Theodore Sihpol III, the former broker at Banc of America Securities (BAS) and poster boy for the market-timing scandals, agreed to pay a $200,000 fine and to accept a five-year ban from the securities industry. New York Attorney General Eliot Spitzer dropped criminal charges against Sihpol, a notable event since Sihpol was the first target of Spitzer’s probes to have rejected a plea offer.

Theodore Sihpol III, the former broker at Banc of America Securities (BAS) and poster boy for the market-timing scandals, agreed to pay a $200,000 fine and to accept a five-year ban from the securities industry. New York State Attorney General Eliot Spitzer dropped criminal charges against Sihpol, a notable event since Sihpol was the first target of Spitzer’s probes to have rejected a plea offer.

In 2003, the SEC alleged that Sihpol helped Canary Partners, a hedge fund customer of BAS, engage in late trading of mutual funds. “In the process, Sihpol falsified, altered, destroyed or evaded the creation of books and records that BAS was required to create…and preserve,” says an SEC release.

Spitzer indicted Sihpol at the same time as the SEC, but for grand larceny and fraud relating to the same abuses. Interestingly, no broker had been brought up on charges of late trading by the SEC at the time. Soon after the indictments the SEC proposed a “hard” 4 p.m. close on all trades. The SEC also encouraged redemption fees, but the measure has sparked heavy opposition and the SEC has decided to leave the decision up to firms.

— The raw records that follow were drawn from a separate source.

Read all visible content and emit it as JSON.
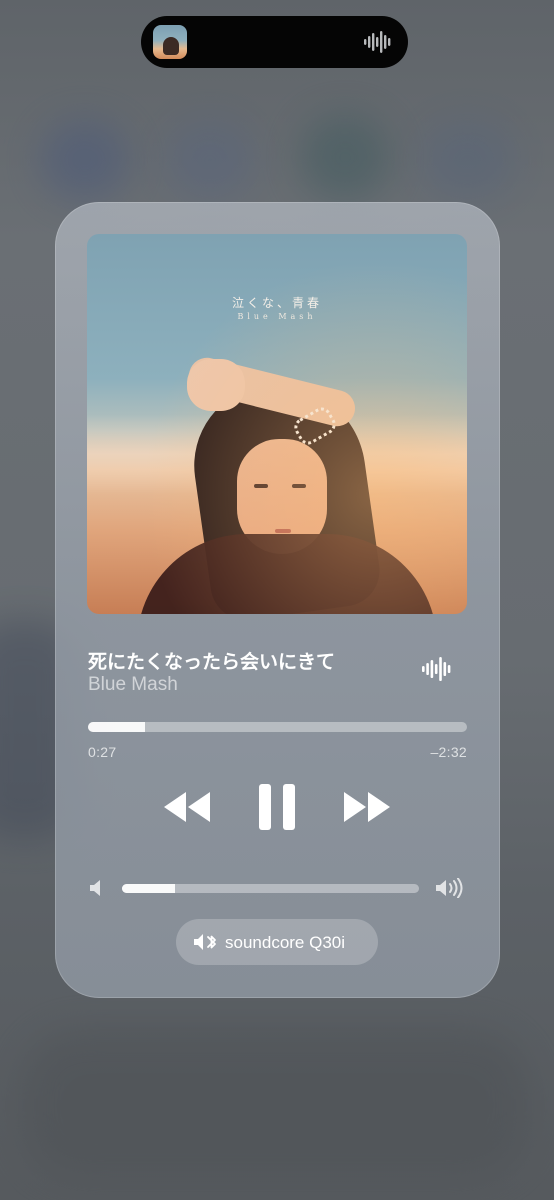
{
  "dynamic_island": {
    "artwork_icon": "album-thumbnail",
    "activity_icon": "waveform-icon"
  },
  "now_playing": {
    "album_art": {
      "title_text": "泣くな、青春",
      "subtitle_text": "Blue Mash"
    },
    "song_title": "死にたくなったら会いにきて",
    "artist": "Blue Mash",
    "playback_icon": "waveform-icon",
    "progress": {
      "elapsed": "0:27",
      "remaining": "–2:32",
      "fraction": 0.15
    },
    "controls": {
      "rewind_icon": "rewind-icon",
      "pause_icon": "pause-icon",
      "forward_icon": "fast-forward-icon"
    },
    "volume": {
      "fraction": 0.18,
      "low_icon": "speaker-low-icon",
      "high_icon": "speaker-high-icon"
    },
    "output_device": {
      "icon": "bluetooth-speaker-icon",
      "label": "soundcore Q30i"
    }
  },
  "colors": {
    "background": "#676c71",
    "card": "#9aa1aa",
    "text_primary": "#ffffff"
  }
}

At the time of his indictment, with market-timing scandals spreading to other firms, Spitzer had been praised and admonished for the swift action he took against fund firms and executives, squeezing a series of plea agreements out of guilty parties. But it soon became clear that not every mutual fund executive could be painted with a criminal brush .

Sihpol received a lot of press for being one of the first to be charged, but he got even more ink when he rejected the attorney general’s plea deal and opted to go to court. The fight proved to be wise: In June he was acquitted on 29 of 33 charges, all relating to mutual fund trading. The jury was “hung” on the last four counts. An irritated Spitzer said he’d try the BAS broker again. While this settlement resolves only the SEC charges, Spitzer has asked a New York judge to drop the remaining four charges against him.

Sihpol consented to the settlement without admitting or denying the charges.